Adapun informasi publik yang wajib diserahkan Pemprov Banten di antaranya, dokumen atau sejenisnya berupa besaran PAD Provinsi Banten tahun 2017 dan 2018 sebagai dasar acuan perhitungan besaran prosentase biaya penunjang operasional gubernur Banten berdasarkan PP 109 tahun 2000.
Pemprov Banten juga wajib menyerahkan SPJ terkait realisasi penggunaan biaya Penunjang Operasional Gubernur Banten tahun 2017 dan tahun 2018.
“Saya selaku pihak pemohon keberatan dahulu pemohon informasi sangat bersyukur atas putusan PTUN Serang ini yang menurut saya sangat objektif sekali dalam pertimbangan pertimbangan hukumnya sehingga menghasilkan putusan yang sangat berkualitas,” kata Ojat dalam keterangan tertulis kepada BantenHits.com, Minggu, 8 Desember 2019.
“Saya pun berharap Biro Umum Sekretariat Daerah Provinsi Banten bisa menerima putusan PTUN Serang ini dan sekaligus memberikan dokumen informasi publik yang dimintakan oleh saya, di antaranya SPJ Biaya Penunjang Operasional Gubernur Banten,” sambungnya.
Moh. Ojat Sudrajat juga sudah resmi membuat laporan aduan ke Bareskrim Mabes Polri terkait dugaan penyimpangan penggunaan dana operasional atau DPO gubernur dan wakil gubernur Banten, 2 Agustus 2019 lalu.
Pelaporan dilakukan setelah Ketua Perkumpulan Maha Bidik Indonesia Moch.
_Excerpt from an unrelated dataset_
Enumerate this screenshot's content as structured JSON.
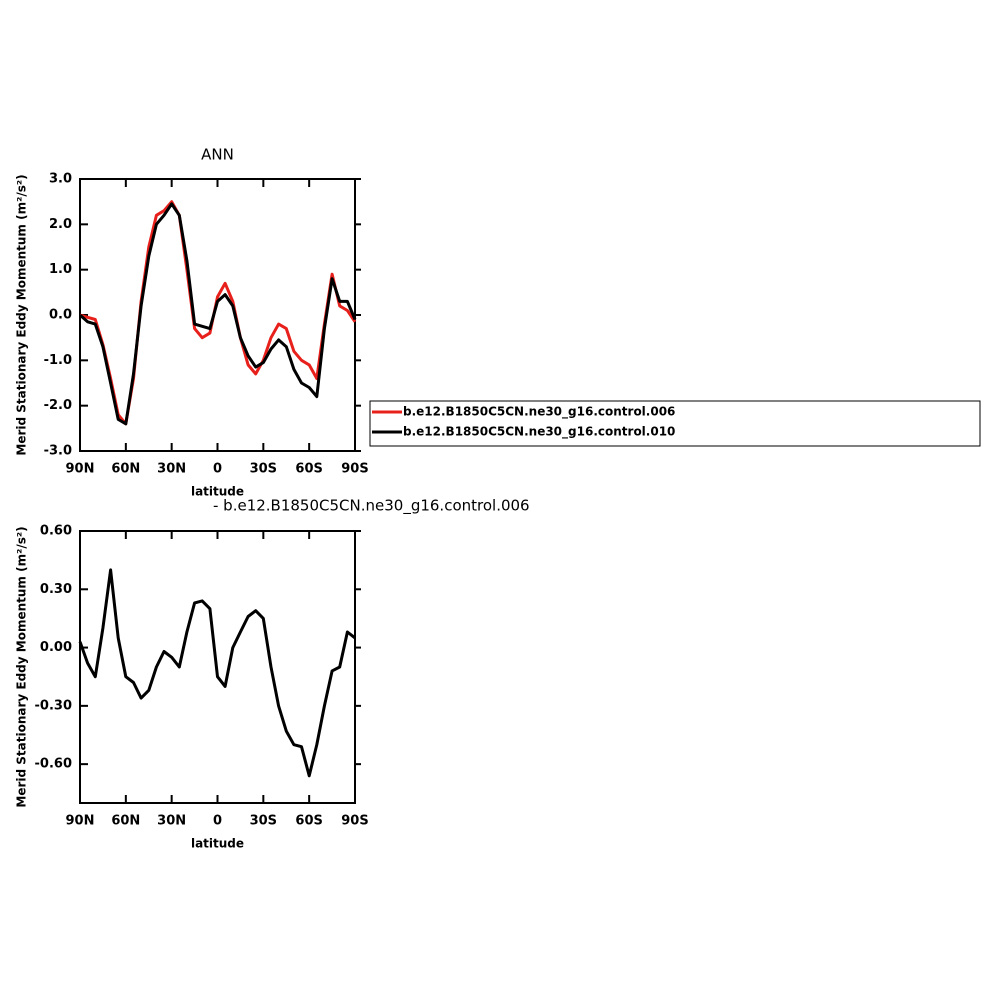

Ojat Sudrajat mendapatkan keterangan Biro Umum Pemprov Banten yang menyatakan penggunaan dana operasional gubernur dan wakil gubernur Banten tidak memakai surat pertanggungjawaban atau SPJ.
Keterangan Biro Umum Pemprov Banten disampaikan dalam sidang sengketa informasi di Komisi Informasi Provinsi Banten, 10 Juli 2019.
Berdasarkan Peraturan Pemerintah (PP) Nomor 109 Tahun 2000 Tentang Kedudukan Keuangan Kepala Daerah dan Wakil Kepala Daerah, diatur mulai Pasal 4-8 segala bentuk fasilitas yang diterima kepala daerah, seperti gaji dan tunjangan, sarana dan prasarana, sarana mobilitas dan biaya operasional.
“Ada yang krusial pada (Pasal 8 PP 109/2000) huruf H mengenai dana penunjang operasional. Biaya penunjang operasional ini besarannya (maksimal) 0,15 persen kali PAD. Tahun 2017 saja PAD Banten mencapai Rp 6 triliun,” ungkap Ojat dalam wawancara by phone dengan BantenHits.com, Selasa pagi, 6 Agustus 2019 jam 7.28 WIB.
“Kalau benar yang digunakan 0,15 persen, maka angkanya sangat fantastis menurut saya. Hampir Rp 10 miliar,” sambungnya.
Ojat menjelaskan, di beberapa daerah penggunaan dana penunjang operasional kepala daerah diatur komposisinya antara gubernur dan wakil gubernur melalui peraturan gubernur. Namun, di Banten, Ojat mengaku belum mendapatkan informasi soal penggunaan aturan itu.